Condanna il sapere pragmatico, che non si pone 
come obiettivo il miglioramento del singolo ma lo spinge ad uniformarsi alla 
mentalità diffusa. L’esercizio della maieutica rimanda al riconoscimento di una 
verità che non può essere insegnata perché nessuno, realmente, può vantarsi di 
possederla, ma che ciascuno ha la capacità di generare.  

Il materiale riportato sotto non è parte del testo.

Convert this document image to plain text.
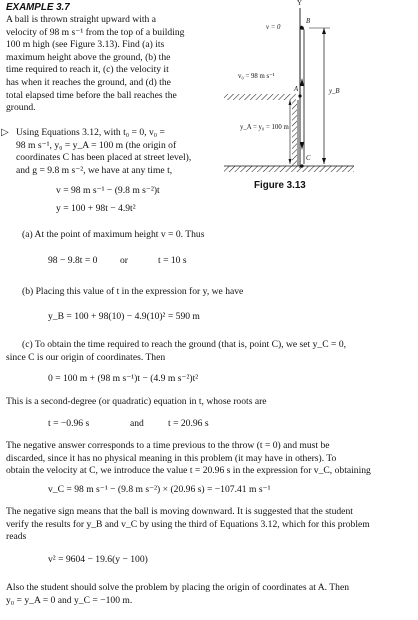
EXAMPLE 3.7
A ball is thrown straight upward with a
velocity of 98 m s⁻¹ from the top of a building
100 m high (see Figure 3.13). Find (a) its
maximum height above the ground, (b) the
time required to reach it, (c) the velocity it
has when it reaches the ground, and (d) the
total elapsed time before the ball reaches the
ground.
▷ Using Equations 3.12, with t₀ = 0, v₀ =
98 m s⁻¹, y₀ = y_A = 100 m (the origin of
coordinates C has been placed at street level),
and g = 9.8 m s⁻², we have at any time t,
v = 98 m s⁻¹ − (9.8 m s⁻²)t
y = 100 + 98t − 4.9t²
Y
B
v = 0
v₀ = 98 m s⁻¹
A	y_B
y_A = y₀ = 100 m
C
Figure 3.13
(a) At the point of maximum height v = 0. Thus
98 − 9.8t = 0 or	t = 10 s
(b) Placing this value of t in the expression for y, we have
y_B = 100 + 98(10) − 4.9(10)² = 590 m
(c) To obtain the time required to reach the ground (that is, point C), we set y_C = 0,
since C is our origin of coordinates. Then
0 = 100 m + (98 m s⁻¹)t − (4.9 m s⁻²)t²
This is a second-degree (or quadratic) equation in t, whose roots are
t = −0.96 s	and	t = 20.96 s
The negative answer corresponds to a time previous to the throw (t = 0) and must be
discarded, since it has no physical meaning in this problem (it may have in others). To
obtain the velocity at C, we introduce the value t = 20.96 s in the expression for v_C, obtaining
v_C = 98 m s⁻¹ − (9.8 m s⁻²) × (20.96 s) = −107.41 m s⁻¹
The negative sign means that the ball is moving downward. It is suggested that the student
verify the results for y_B and v_C by using the third of Equations 3.12, which for this problem
reads
v² = 9604 − 19.6(y − 100)
Also the student should solve the problem by placing the origin of coordinates at A. Then
y₀ = y_A = 0 and y_C = −100 m.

L’uomo da solo può non essere consapevole delle 
risorse di cui è portatore, per questo è necessario  che qualcuno  lo aiuti a 
scovarle.                                  Questa metodologia educativa richiede l’avvio di una relazione basata sul 
rispetto dell’altro ma principalmente di “lavorare insieme” , lasciando spazio 
alla libertà dell’educando.
 
Per il discente vedere nell’adulto il maieuta, 
deve equivalere a vederlo come una persona favorevolmente disposta  nei propri 
confronti, che ha la possibilità di aiutarlo e di cui si può  fidare. 
L’educatore deve quindi favorire il dialogo, disporsi all’ascolto, comprendere, 
camminare accanto e, nello stesso tempo, deve concretizzare il suo essere 
insegnante, animatore, amico, supervisore, accompagnatore, nella costruzione 
bidirezionale di una relazione dialogica e di confronto. 
La maieutica fa parte dei presupposti della 
relazione educativa, in quanto l’educatore deve agire nei termini di 
“facilitatore del potenziale umano”. Essere maieuta vuol soprattutto dire 
rispettare e valorizzare le potenzialità umane dell’educando, in un percorso 
educativo che attui modalità di guida e strategie di accompagnamento, perché 
possa realizzare infine autonomia e responsabilizzazione. 
Socrate nel dialogo con Alcibiade pone 
l’esempio dell’occhio e dello specchio: per vedersi occorre specchiarsi in 
qualcosa di simile a sé, in un altro uomo. L’uomo trova la sapienza, non la 
pone. L’uomo per giungere alla verità deve prima essere consapevole di sé, avere 
coscienza del proprio essere umano e questo è possibile solo mediante il 
dialogo, vale a dire il confronto con un altro essere umano, in cui è possibile, 
specchiandosi, conoscersi.  
  
7.5. Stern – è il bambino ideale che forgia 
quello reale 
Ogni nuovo nato viene al mondo carico delle 
aspettative dei genitori e delle famiglie che gravitano attorno. 
Stern riflette su come durante i mesi di 
gravidanza la madre abbia convissuto con un bambino immaginario, al momento 
successivo al parto si dovrà incontrare con il bambino reale, sul quale 
graveranno le sue aspettative, avverrà quindi un rimescolamento di ruoli e di 
funzioni famigliari. Si considerano predizioni che si avvereranno in quanto la 
figura del bambino immaginario, ideale
(I51), plasmerà quello reale secondo le aspettative e le fantasie dei 
genitori. In modo particolare la madre, nei riguardi del figlio nutre delle 
aspettative che possono essere di stimolo alla crescita ma possono anche 
intralciarne lo sviluppo. 
Il compito principale dei genitori è aiutare il 
piccolo a raggiungere a pieno le proprie potenzialità anche se non sono le 
stesse che si aspettavano. Si può riflettere su quanto si proietti ingiustamente 
sui propri figli.  
Tutti i bambini immaginari sono normali 
costruzioni della mente ma non devono potersi espandere  troppo per non portare 
il bambino reale verso ruoli non adatti  a lui o troppo pesanti, lontani dal suo 
esclusivo modo di essere. Il bambino che durante la gravidanza si è  immaginato 
rischia di snaturare così l’originale personalità del fanciullo reale.